The coldest temperature I have recorded in my backyard since I planted my vineyard is -17F. Fortunately I had the vines burried that year. But there have also been three years when the temperature never dropped below zero. The bottom line is I have stopped burrying the vines. Instead, I have devised a riskier but much easier method. I leave the vines up on the trellis and do what is done in the Finger Lakes - I "hill them up". Basically I mound up dirt around the base of the vines over the graft union. That is where the "Cab Franc wood" is grafted to the rootstock. This way if the worst happens and the whole vine is killed by low temperatures, you can regrow from the ground up. Then I take it a step further. I also let the vine grow a sucker each year, which is basically a shoot from the base that could be another trunk. Since the shoot is so thin and flexible it is very easy to bend down and pin to the ground before winter. If winter temperatures don't cause any damage, I'll just prune it off in the spring and grow a new one for next year.
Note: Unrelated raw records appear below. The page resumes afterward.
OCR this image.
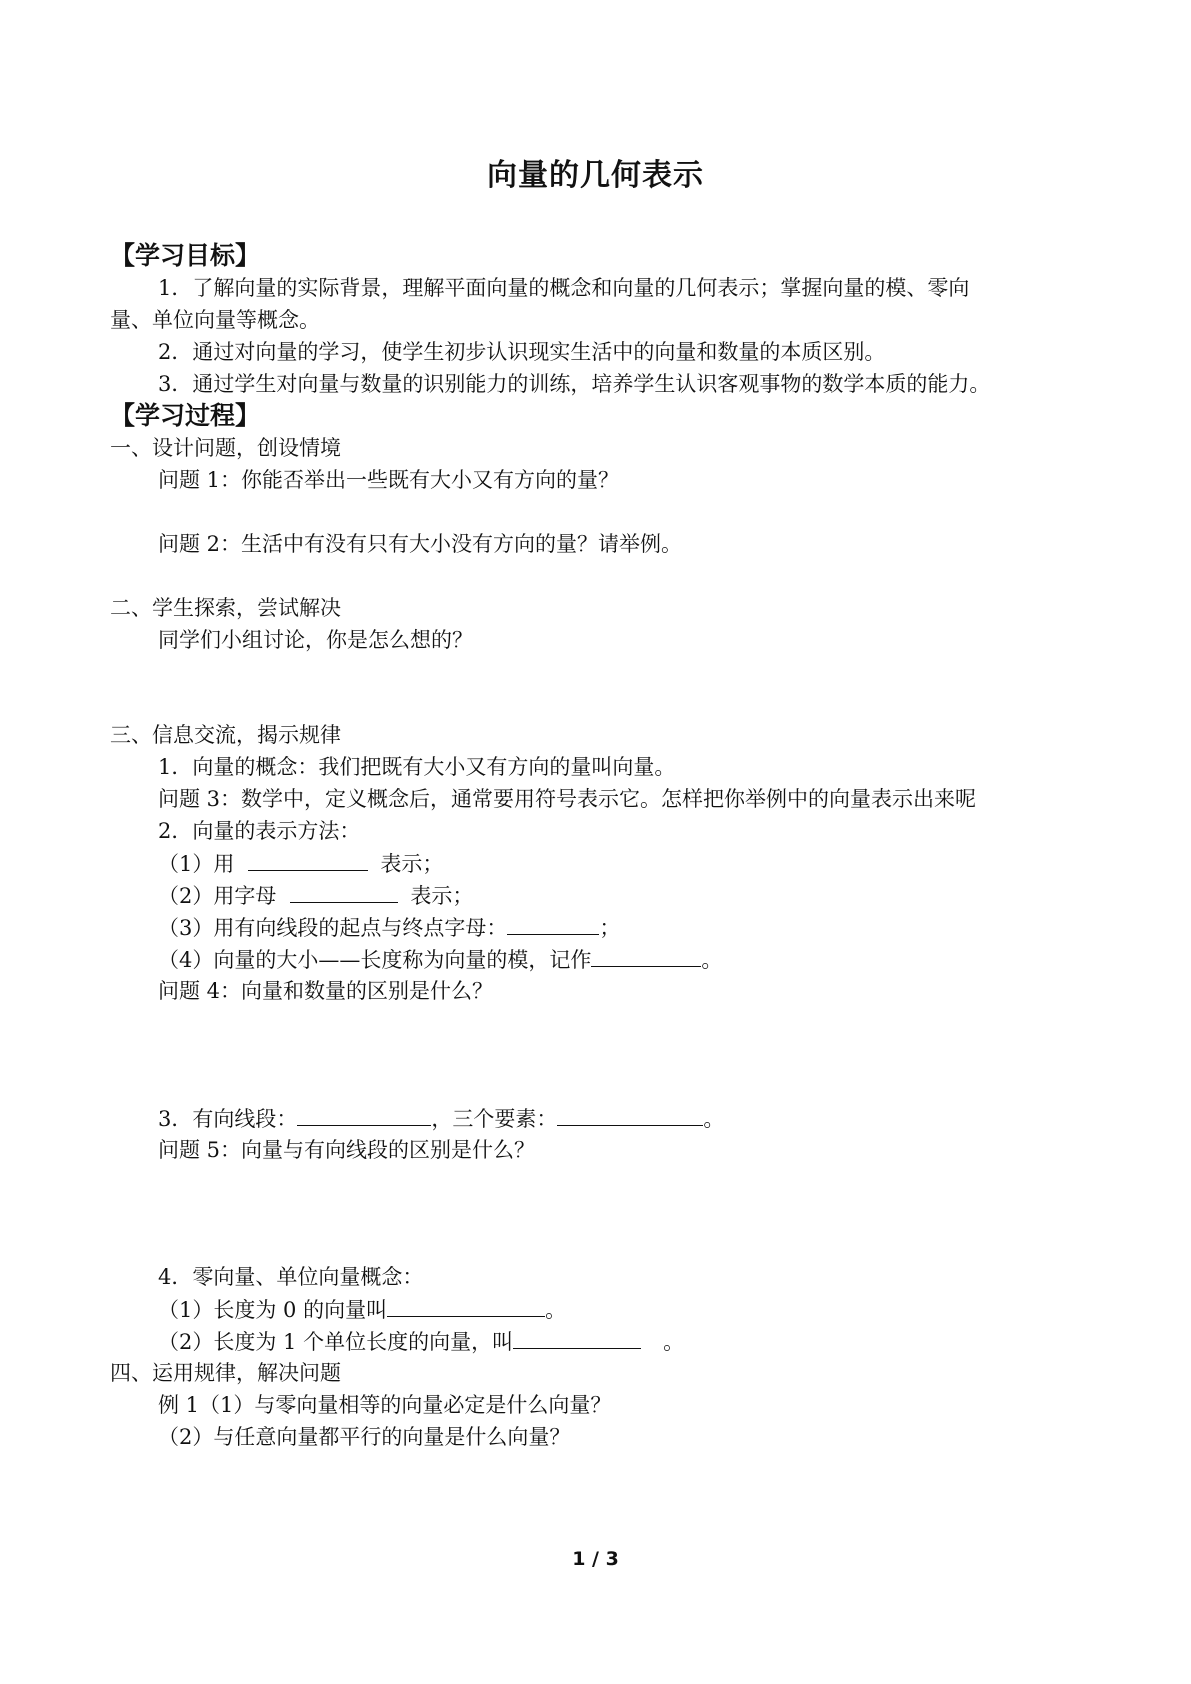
向量的几何表示
【学习目标】
1．了解向量的实际背景，理解平面向量的概念和向量的几何表示；掌握向量的模、零向
量、单位向量等概念。
2．通过对向量的学习，使学生初步认识现实生活中的向量和数量的本质区别。
3．通过学生对向量与数量的识别能力的训练，培养学生认识客观事物的数学本质的能力。
【学习过程】
一、设计问题，创设情境
问题 1：你能否举出一些既有大小又有方向的量？
问题 2：生活中有没有只有大小没有方向的量？请举例。
二、学生探索，尝试解决
同学们小组讨论，你是怎么想的？
三、信息交流，揭示规律
1．向量的概念：我们把既有大小又有方向的量叫向量。
问题 3：数学中，定义概念后，通常要用符号表示它。怎样把你举例中的向量表示出来呢
2．向量的表示方法：
（1）用	表示；
（2）用字母	表示；
（3）用有向线段的起点与终点字母：	；
（4）向量的大小——长度称为向量的模，记作	。
问题 4：向量和数量的区别是什么？
3．有向线段：	，三个要素：	。
问题 5：向量与有向线段的区别是什么？
4．零向量、单位向量概念：
（1）长度为 0 的向量叫	。
（2）长度为 1 个单位长度的向量，叫	。
四、运用规律，解决问题
例 1（1）与零向量相等的向量必定是什么向量？
（2）与任意向量都平行的向量是什么向量？
1 / 3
After "hilling up" I blow any snow from my driveway throughout the winter, onto the vines to add a layer of insulation to the vines for further protection. Is it a perfect method? No, but so far I have had a full crop every year. There is still the possibility I could have 100% kill of everything exposed to cold air if the temperature drops low enough, but that's where the extra shoot/trunk will come in. It will at least give me a small crop the next year and a full crop the year after. So far my risk has paid off. I better watch my tongue, it's only January!
This year was the very best quality fruit I have taken from the vines. It was clean, disease free and very dark blue (as you can see above). Here are the harvest numbers:
Brix: 22.5
TA: .55
PH: 3.51
Not bad for our frosty and unforgiving climate Huh? The wine tastes great so far, but we'll know better in about six months. I'm very excited though, maybe I'll be the first person to make a good red vinifera wine in the Capital Region of New York State. Now that would be something.


  1. I think you took the risks you had to take, because you must take some ones when you want to grow as a person or to achieve some goals. If you like to produce wine I just can wish you good luck in the business.

  2. Hello,
    You Choose to grow grapes and get high Quality wine and that's important, specially because american wines are excellent, and must be appreciated.
    I never imagined the work behind a Glass of Wine. All the care the vine needs and because of the waether, Bugs and oxigen, Wow.

  3. Hope this summer can be as bright as you need for your grapes and wine

    Just post a little more about your experience... I like to read about someone who's doing what I want to do.. make my own wine!!!